La transparence suppose d'informer clairement les salariés concernés, mais aussi les représentants du personnel, sur l'existence du dispositif, sa finalité précise et les données effectivement collectées (par exemple via une charte informatique annexée au règlement intérieur).
Le contrôle " discret " ou mis en place à l'insu du salarié reste très critiqué par les juges et peut conduire à l'écartement des preuves recueillies. Le principe de proportionnalité invite, quant à lui, à choisir le moyen le moins intrusif possible au regard de l'objectif poursuivi et à limiter les données à ce qui est strictement nécessaire (durée de conservation, périmètre des personnes ayant accès aux informations, plages horaires de collecte, etc.).
Enfin, la logique de conformité portée par le RGPD impose de documenter ces choix : registre de traitements, analyses d'impact lorsque les risques sont élevés, traçabilité des décisions et instructions données aux prestataires.
II. Le contrôle de l'activité sans basculer dans la surveillance généralisée
En pratique, plusieurs familles d'outils se retrouvent fréquemment dans les entreprises : gestion de la téléphonie, vidéosurveillance, cybersurveillance (internet, messageries), géolocalisation ou dispositifs d'alertes professionnelles.

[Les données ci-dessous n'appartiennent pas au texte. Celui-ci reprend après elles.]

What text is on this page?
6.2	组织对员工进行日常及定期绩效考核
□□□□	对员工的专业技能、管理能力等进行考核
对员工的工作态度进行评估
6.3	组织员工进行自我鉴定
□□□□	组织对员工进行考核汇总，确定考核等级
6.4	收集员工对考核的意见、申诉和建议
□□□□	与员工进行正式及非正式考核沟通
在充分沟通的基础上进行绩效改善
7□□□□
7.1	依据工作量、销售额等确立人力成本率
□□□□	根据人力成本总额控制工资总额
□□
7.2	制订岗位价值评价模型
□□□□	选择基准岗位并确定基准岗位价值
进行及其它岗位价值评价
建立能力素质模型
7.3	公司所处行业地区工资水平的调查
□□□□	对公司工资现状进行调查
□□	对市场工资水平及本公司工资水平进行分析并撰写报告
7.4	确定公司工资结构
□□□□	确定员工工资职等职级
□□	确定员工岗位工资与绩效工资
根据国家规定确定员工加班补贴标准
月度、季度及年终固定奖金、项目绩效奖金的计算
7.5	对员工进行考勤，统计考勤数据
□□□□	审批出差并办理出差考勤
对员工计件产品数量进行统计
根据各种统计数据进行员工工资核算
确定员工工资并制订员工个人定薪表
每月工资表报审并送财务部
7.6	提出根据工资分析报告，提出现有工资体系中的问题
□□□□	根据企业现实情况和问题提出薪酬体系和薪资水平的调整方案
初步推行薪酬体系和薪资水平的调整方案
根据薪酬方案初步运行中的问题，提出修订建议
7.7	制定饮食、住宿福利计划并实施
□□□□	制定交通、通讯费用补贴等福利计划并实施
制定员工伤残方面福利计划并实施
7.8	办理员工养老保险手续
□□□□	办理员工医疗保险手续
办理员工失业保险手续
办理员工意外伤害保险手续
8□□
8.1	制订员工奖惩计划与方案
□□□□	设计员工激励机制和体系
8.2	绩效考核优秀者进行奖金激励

Pour chacun d'eux, la CNIL a développé une doctrine qui ne vise pas à interdire par principe, mais à encadrer strictement les usages. Ainsi, l'écoute permanente des appels ou le suivi en temps réel de tous les déplacements apparaissent généralement disproportionnés, là où un enregistrement ponctuel à des fins de formation ou une géolocalisation limitée à l'optimisation des tournées peuvent être admis, sous réserve d'une information claire et de durées de conservation maîtrisées.
De même, le contrôle de la navigation internet ou des messageries doit tenir compte du droit au respect de la vie privée et du secret des correspondances, tout en permettant des vérifications ciblées en cas de soupçon sérieux ou de nécessité de défendre les intérêts de l'entreprise.
Enfin, les dispositifs d'alerte professionnelle illustrent l'équilibre recherché entre protection des lanceurs d'alerte et garanties offertes aux personnes mises en cause, dans un cadre désormais largement harmonisé par la loi Sapin II, la loi " Waserman " et les référentiels CNIL.
Pour chaque outil envisagé, il est utile de vérifier si la CNIL a déjà publié un référentiel ou une recommandation afin d'en faire le socle minimum du projet interne.